The question here of adverse possession is a close one, and we are unable to say that the trial court's findings of fact were clearly erroneous. The failure to place a fence on the section line so as to make an enclosure of the land until the alleged ten years had expired, the failure to pay taxes on the land or to have it assessed to her, the lack of any color of title or claim of right, and the absence of facts ordinarily sufficient to put the true owner or the world on notice of an adverse claim of ownership, tend to support the finding that the possession of appellant was not openly adverse, uninterruptedly continuous, peaceable, and exclusive, against all the world, for the requisite ten years under the Mississippi law. Fair and impartial men might reasonably draw the same or a different inference from the evidence in this record. In such a case, Rule 52 (a) of the Federal Rules of Civil Procedure, 28 U.S.C.A., provides that findings of fact shall not be set aside.
Under that rule, as it plainly reads and has been interpreted by the courts, it is not for the appellate court to substitute its judgment on disputed issues of fact for that of the trial court where there is substantial credible evidence to support the finding. Sanders v. Leech, 5 Cir., 158 F.2d 486, at page 487; Note 5 under said rule 52(a), Title 28 U.S.C.A., page 19. In United States v. United States Gypsum Co., 333 U.S. 364, at page 395, 68 S.Ct. 525, 92 L.Ed. 746, the Supreme Court said that a finding is "clearly erroneous" when, although there is evidence to support it, the reviewing court on the entire evidence is left with the definite and firm conviction that a mistake has been committed.

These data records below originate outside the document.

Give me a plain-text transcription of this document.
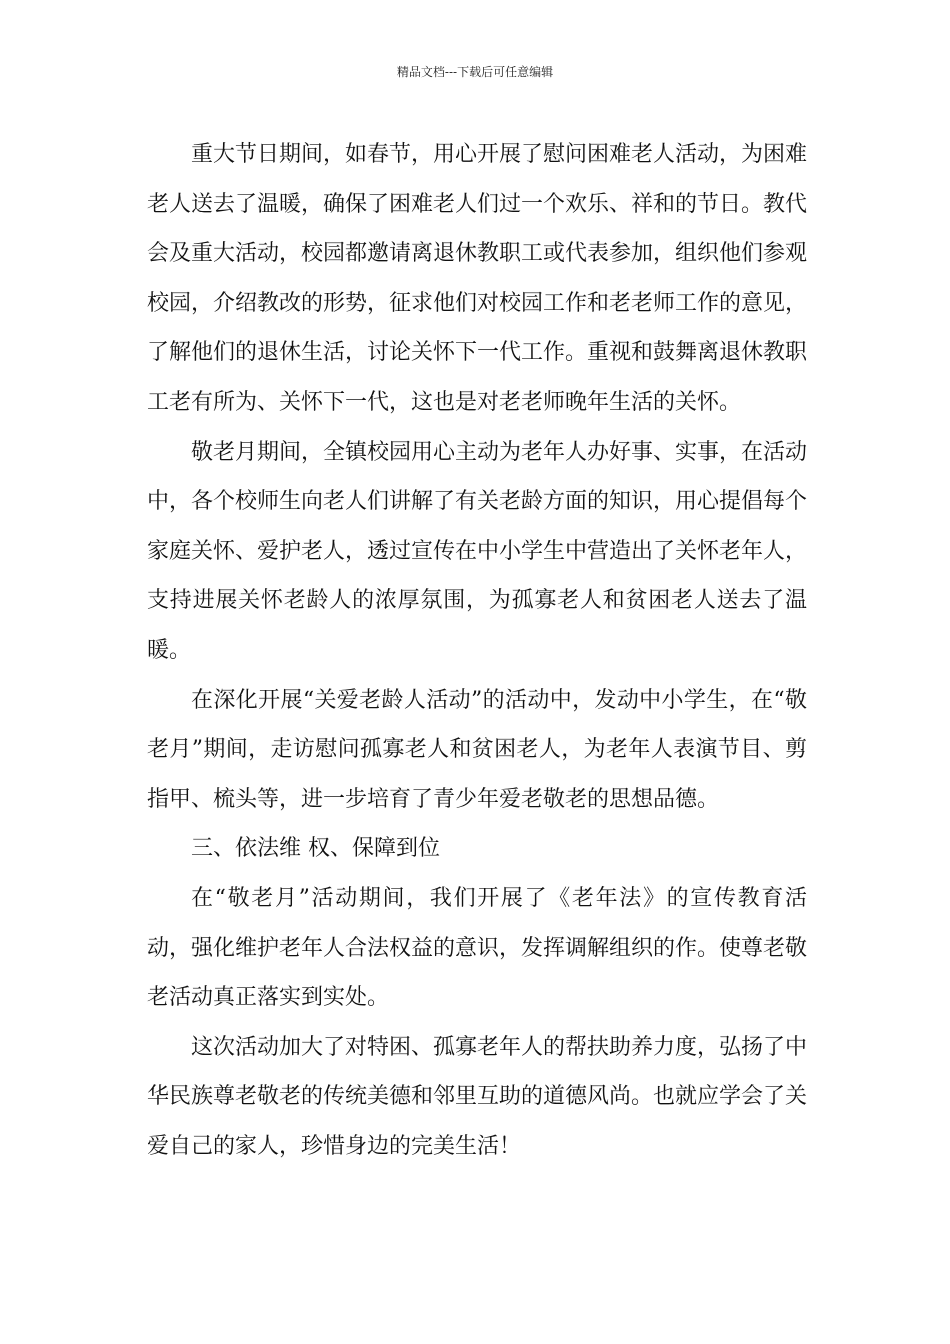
精品文档---下载后可任意编辑

重大节日期间，如春节，用心开展了慰问困难老人活动，为困难老人送去了温暖，确保了困难老人们过一个欢乐、祥和的节日。教代会及重大活动，校园都邀请离退休教职工或代表参加，组织他们参观校园，介绍教改的形势，征求他们对校园工作和老老师工作的意见，了解他们的退休生活，讨论关怀下一代工作。重视和鼓舞离退休教职工老有所为、关怀下一代，这也是对老老师晚年生活的关怀。

敬老月期间，全镇校园用心主动为老年人办好事、实事，在活动中，各个校师生向老人们讲解了有关老龄方面的知识，用心提倡每个家庭关怀、爱护老人，透过宣传在中小学生中营造出了关怀老年人，支持进展关怀老龄人的浓厚氛围，为孤寡老人和贫困老人送去了温暖。

在深化开展“关爱老龄人活动”的活动中，发动中小学生，在“敬老月”期间，走访慰问孤寡老人和贫困老人，为老年人表演节目、剪指甲、梳头等，进一步培育了青少年爱老敬老的思想品德。

三、依法维 权、保障到位

在“敬老月”活动期间，我们开展了《老年法》的宣传教育活动，强化维护老年人合法权益的意识，发挥调解组织的作。使尊老敬老活动真正落实到实处。

这次活动加大了对特困、孤寡老年人的帮扶助养力度，弘扬了中华民族尊老敬老的传统美德和邻里互助的道德风尚。也就应学会了关爱自己的家人，珍惜身边的完美生活！
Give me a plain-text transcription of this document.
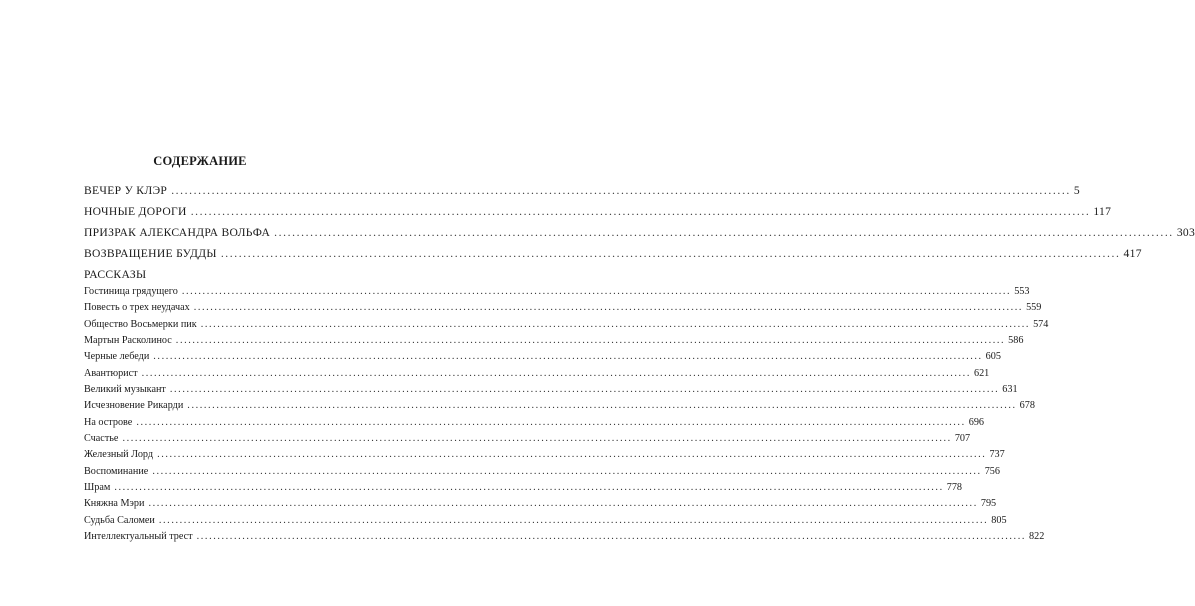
СОДЕРЖАНИЕ
ВЕЧЕР У КЛЭР ........................................................................................................................................................................................................ 5
НОЧНЫЕ ДОРОГИ ........................................................................................................................................................................................................ 117
ПРИЗРАК АЛЕКСАНДРА ВОЛЬФА ........................................................................................................................................................................................................ 303
ВОЗВРАЩЕНИЕ БУДДЫ ........................................................................................................................................................................................................ 417
РАССКАЗЫ
Гостиница грядущего ........................................................................................................................................................................................................ 553
Повесть о трех неудачах ........................................................................................................................................................................................................ 559
Общество Восьмерки пик ........................................................................................................................................................................................................ 574
Мартын Расколинос ........................................................................................................................................................................................................ 586
Черные лебеди ........................................................................................................................................................................................................ 605
Авантюрист ........................................................................................................................................................................................................ 621
Великий музыкант ........................................................................................................................................................................................................ 631
Исчезновение Рикарди ........................................................................................................................................................................................................ 678
На острове ........................................................................................................................................................................................................ 696
Счастье ........................................................................................................................................................................................................ 707
Железный Лорд ........................................................................................................................................................................................................ 737
Воспоминание ........................................................................................................................................................................................................ 756
Шрам ........................................................................................................................................................................................................ 778
Княжна Мэри ........................................................................................................................................................................................................ 795
Судьба Саломеи ........................................................................................................................................................................................................ 805
Интеллектуальный трест ........................................................................................................................................................................................................ 822
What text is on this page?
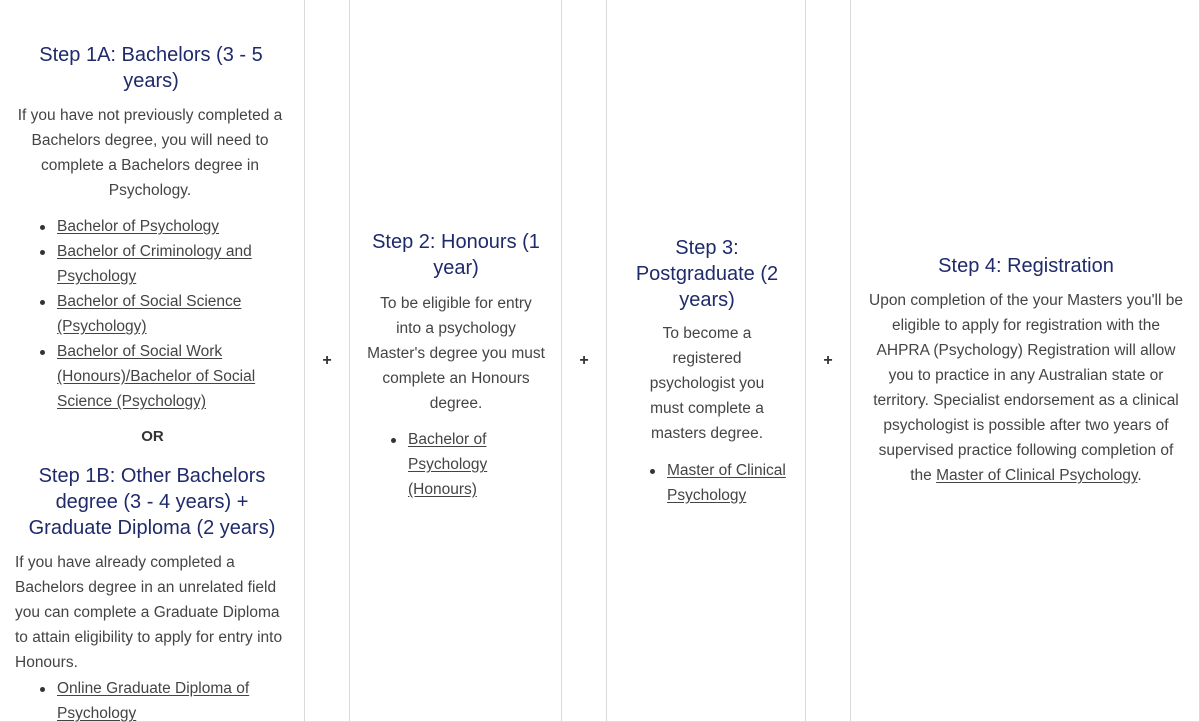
Step 1A: Bachelors (3 - 5 years)

If you have not previously completed a Bachelors degree, you will need to complete a Bachelors degree in Psychology.

Bachelor of Psychology
Bachelor of Criminology and Psychology
Bachelor of Social Science (Psychology)
Bachelor of Social Work (Honours)/Bachelor of Social Science (Psychology)
OR
Step 1B: Other Bachelors degree (3 - 4 years) + Graduate Diploma (2 years)

If you have already completed a Bachelors degree in an unrelated field you can complete a Graduate Diploma to attain eligibility to apply for entry into Honours.

Online Graduate Diploma of Psychology
+
Step 2: Honours (1 year)

To be eligible for entry into a psychology Master's degree you must complete an Honours degree.

Bachelor of Psychology (Honours)
+
Step 3: Postgraduate (2 years)

To become a registered psychologist you must complete a masters degree.

Master of Clinical Psychology
+
Step 4: Registration

Upon completion of the your Masters you'll be eligible to apply for registration with the AHPRA (Psychology) Registration will allow you to practice in any Australian state or territory. Specialist endorsement as a clinical psychologist is possible after two years of supervised practice following completion of the Master of Clinical Psychology.
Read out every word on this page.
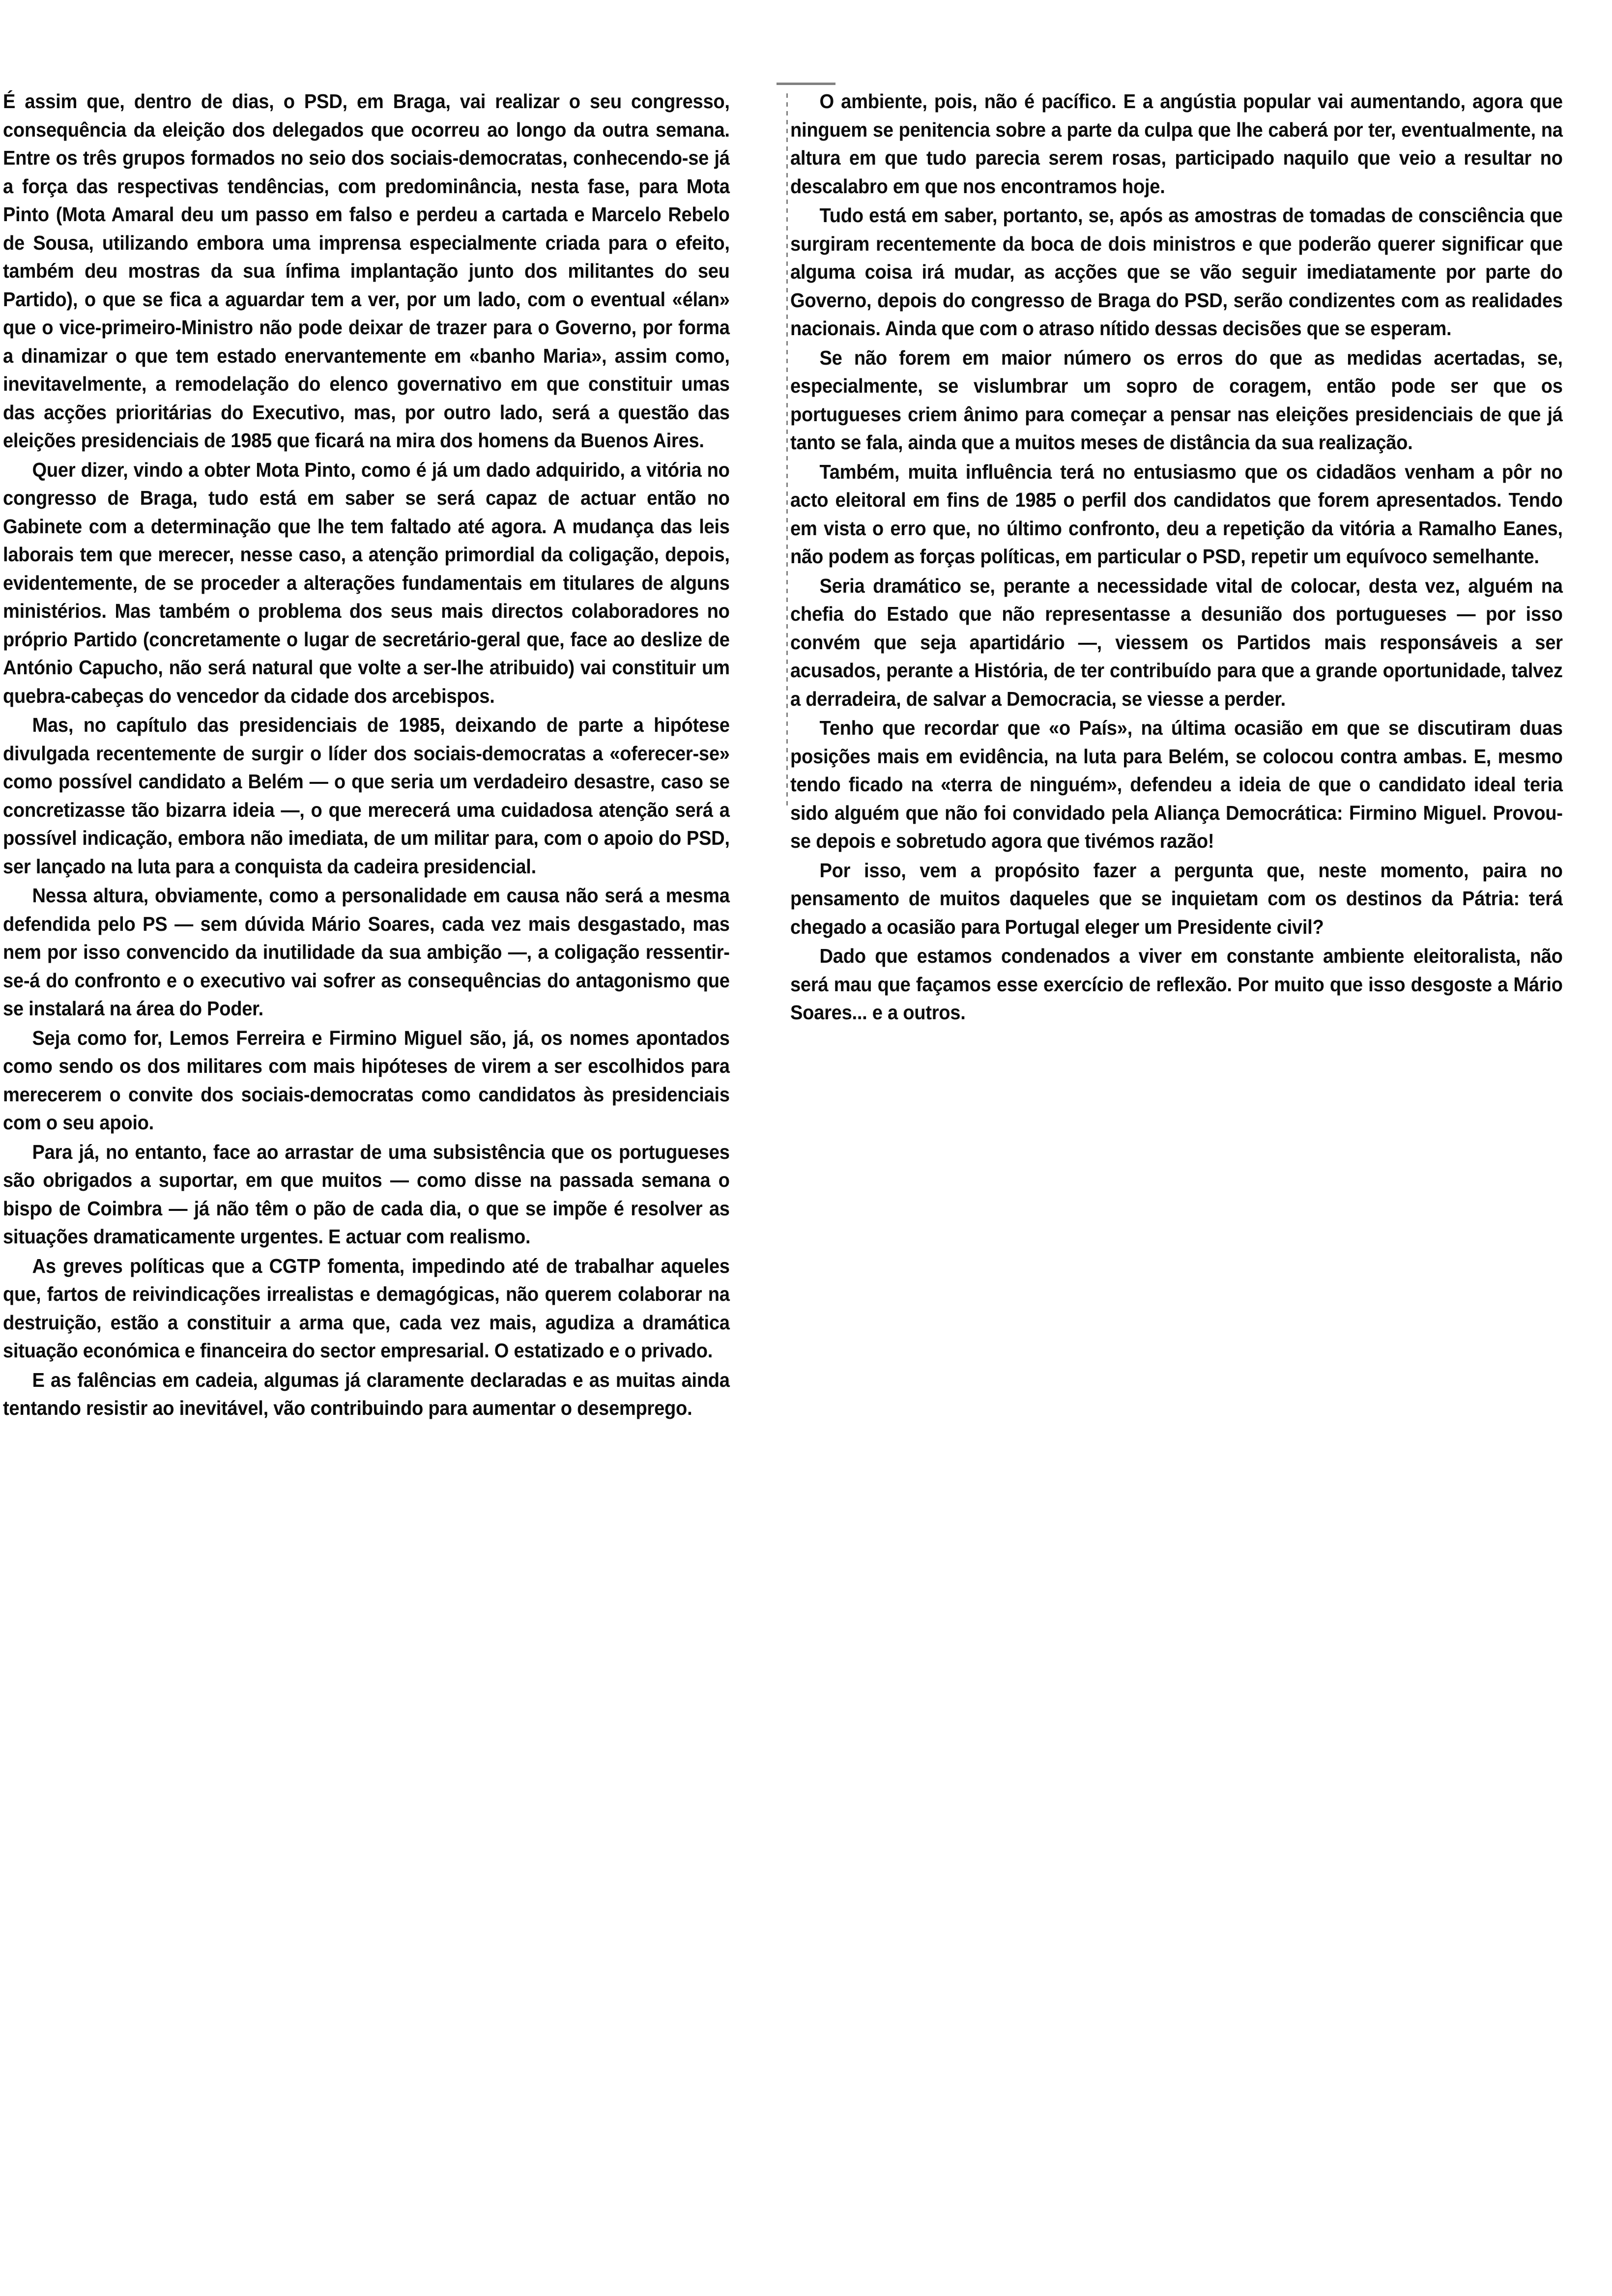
É assim que, dentro de dias, o PSD, em Braga, vai realizar o seu congresso, consequência da eleição dos delegados que ocorreu ao longo da outra semana. Entre os três grupos formados no seio dos sociais-democratas, conhecendo-se já a força das respectivas tendências, com predominância, nesta fase, para Mota Pinto (Mota Amaral deu um passo em falso e perdeu a cartada e Marcelo Rebelo de Sousa, utilizando embora uma imprensa especialmente criada para o efeito, também deu mostras da sua ínfima implantação junto dos militantes do seu Partido), o que se fica a aguardar tem a ver, por um lado, com o eventual «élan» que o vice-primeiro-Ministro não pode deixar de trazer para o Governo, por forma a dinamizar o que tem estado enervantemente em «banho Maria», assim como, inevitavelmente, a remodelação do elenco governativo em que constituir umas das acções prioritárias do Executivo, mas, por outro lado, será a questão das eleições presidenciais de 1985 que ficará na mira dos homens da Buenos Aires.

Quer dizer, vindo a obter Mota Pinto, como é já um dado adquirido, a vitória no congresso de Braga, tudo está em saber se será capaz de actuar então no Gabinete com a determinação que lhe tem faltado até agora. A mudança das leis laborais tem que merecer, nesse caso, a atenção primordial da coligação, depois, evidentemente, de se proceder a alterações fundamentais em titulares de alguns ministérios. Mas também o problema dos seus mais directos colaboradores no próprio Partido (concretamente o lugar de secretário-geral que, face ao deslize de António Capucho, não será natural que volte a ser-lhe atribuido) vai constituir um quebra-cabeças do vencedor da cidade dos arcebispos.

Mas, no capítulo das presidenciais de 1985, deixando de parte a hipótese divulgada recentemente de surgir o líder dos sociais-democratas a «oferecer-se» como possível candidato a Belém — o que seria um verdadeiro desastre, caso se concretizasse tão bizarra ideia —, o que merecerá uma cuidadosa atenção será a possível indicação, embora não imediata, de um militar para, com o apoio do PSD, ser lançado na luta para a conquista da cadeira presidencial.

Nessa altura, obviamente, como a personalidade em causa não será a mesma defendida pelo PS — sem dúvida Mário Soares, cada vez mais desgastado, mas nem por isso convencido da inutilidade da sua ambição —, a coligação ressentir-se-á do confronto e o executivo vai sofrer as consequências do antagonismo que se instalará na área do Poder.

Seja como for, Lemos Ferreira e Firmino Miguel são, já, os nomes apontados como sendo os dos militares com mais hipóteses de virem a ser escolhidos para merecerem o convite dos sociais-democratas como candidatos às presidenciais com o seu apoio.

Para já, no entanto, face ao arrastar de uma subsistência que os portugueses são obrigados a suportar, em que muitos — como disse na passada semana o bispo de Coimbra — já não têm o pão de cada dia, o que se impõe é resolver as situações dramaticamente urgentes. E actuar com realismo.

As greves políticas que a CGTP fomenta, impedindo até de trabalhar aqueles que, fartos de reivindicações irrealistas e demagógicas, não querem colaborar na destruição, estão a constituir a arma que, cada vez mais, agudiza a dramática situação económica e financeira do sector empresarial. O estatizado e o privado.

E as falências em cadeia, algumas já claramente declaradas e as muitas ainda tentando resistir ao inevitável, vão contribuindo para aumentar o desemprego.

O ambiente, pois, não é pacífico. E a angústia popular vai aumentando, agora que ninguem se penitencia sobre a parte da culpa que lhe caberá por ter, eventualmente, na altura em que tudo parecia serem rosas, participado naquilo que veio a resultar no descalabro em que nos encontramos hoje.

Tudo está em saber, portanto, se, após as amostras de tomadas de consciência que surgiram recentemente da boca de dois ministros e que poderão querer significar que alguma coisa irá mudar, as acções que se vão seguir imediatamente por parte do Governo, depois do congresso de Braga do PSD, serão condizentes com as realidades nacionais. Ainda que com o atraso nítido dessas decisões que se esperam.

Se não forem em maior número os erros do que as medidas acertadas, se, especialmente, se vislumbrar um sopro de coragem, então pode ser que os portugueses criem ânimo para começar a pensar nas eleições presidenciais de que já tanto se fala, ainda que a muitos meses de distância da sua realização.

Também, muita influência terá no entusiasmo que os cidadãos venham a pôr no acto eleitoral em fins de 1985 o perfil dos candidatos que forem apresentados. Tendo em vista o erro que, no último confronto, deu a repetição da vitória a Ramalho Eanes, não podem as forças políticas, em particular o PSD, repetir um equívoco semelhante.

Seria dramático se, perante a necessidade vital de colocar, desta vez, alguém na chefia do Estado que não representasse a desunião dos portugueses — por isso convém que seja apartidário —, viessem os Partidos mais responsáveis a ser acusados, perante a História, de ter contribuído para que a grande oportunidade, talvez a derradeira, de salvar a Democracia, se viesse a perder.

Tenho que recordar que «o País», na última ocasião em que se discutiram duas posições mais em evidência, na luta para Belém, se colocou contra ambas. E, mesmo tendo ficado na «terra de ninguém», defendeu a ideia de que o candidato ideal teria sido alguém que não foi convidado pela Aliança Democrática: Firmino Miguel. Provou-se depois e sobretudo agora que tivémos razão!

Por isso, vem a propósito fazer a pergunta que, neste momento, paira no pensamento de muitos daqueles que se inquietam com os destinos da Pátria: terá chegado a ocasião para Portugal eleger um Presidente civil?

Dado que estamos condenados a viver em constante ambiente eleitoralista, não será mau que façamos esse exercício de reflexão. Por muito que isso desgoste a Mário Soares... e a outros.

What has been stated previously in this opinion, in certain essential particulars, does not apply to Lot 7, Section 30, Township 18, Range 3 East, Issaquena County, Mississippi. The court below made no particular findings of fact as to this lot, but evidently intended for its general findings to cover it. As to this lot, however, we have the additional question as to whether the court clearly erred in not holding appellant to be the owner in fee simple by reason of her adverse possession thereof for a period of two years. We think it did because, under Section 717 of the Mississippi Code of 1942, a person in possession of land under color of a tax-forfeited land patent acquires title thereto by the requisite exclusive adverse possession over a period of two years even though the tax deed be void. Carney v. Anderson, 214 Miss. 504, 58 So.2d 13, 59 So.2d 262, 38 A.L.R.2d 981; Henry v. Henderson, 216 Miss. 252, 62 So.2d 315. The completion of the required possession for two years extinguishes all right, title, and interest, of the former owner and vests in "the State, and its patentees, a fee simple title to such lands." Sec. 717, Code of 1942. The distinguishing features as to this lot are numerous, including payment of taxes thereon by appellant; actual knowledge by appellee that the Shepherds were in possession, claiming it as their own; and possession under a void instrument wherein the description is good, which affords color of title and extends possession of a part to the whole tract. Accordingly, we find that appellant has established her title to Lot 7 for the period of time required by said section 717 of the Mississippi Code of 1942.
The judgment appealed from is affirmed in part and reversed in part, and the cause remanded to the district court for further proceedings not inconsistent with this opinion.
Affirmed in part and reversed in part.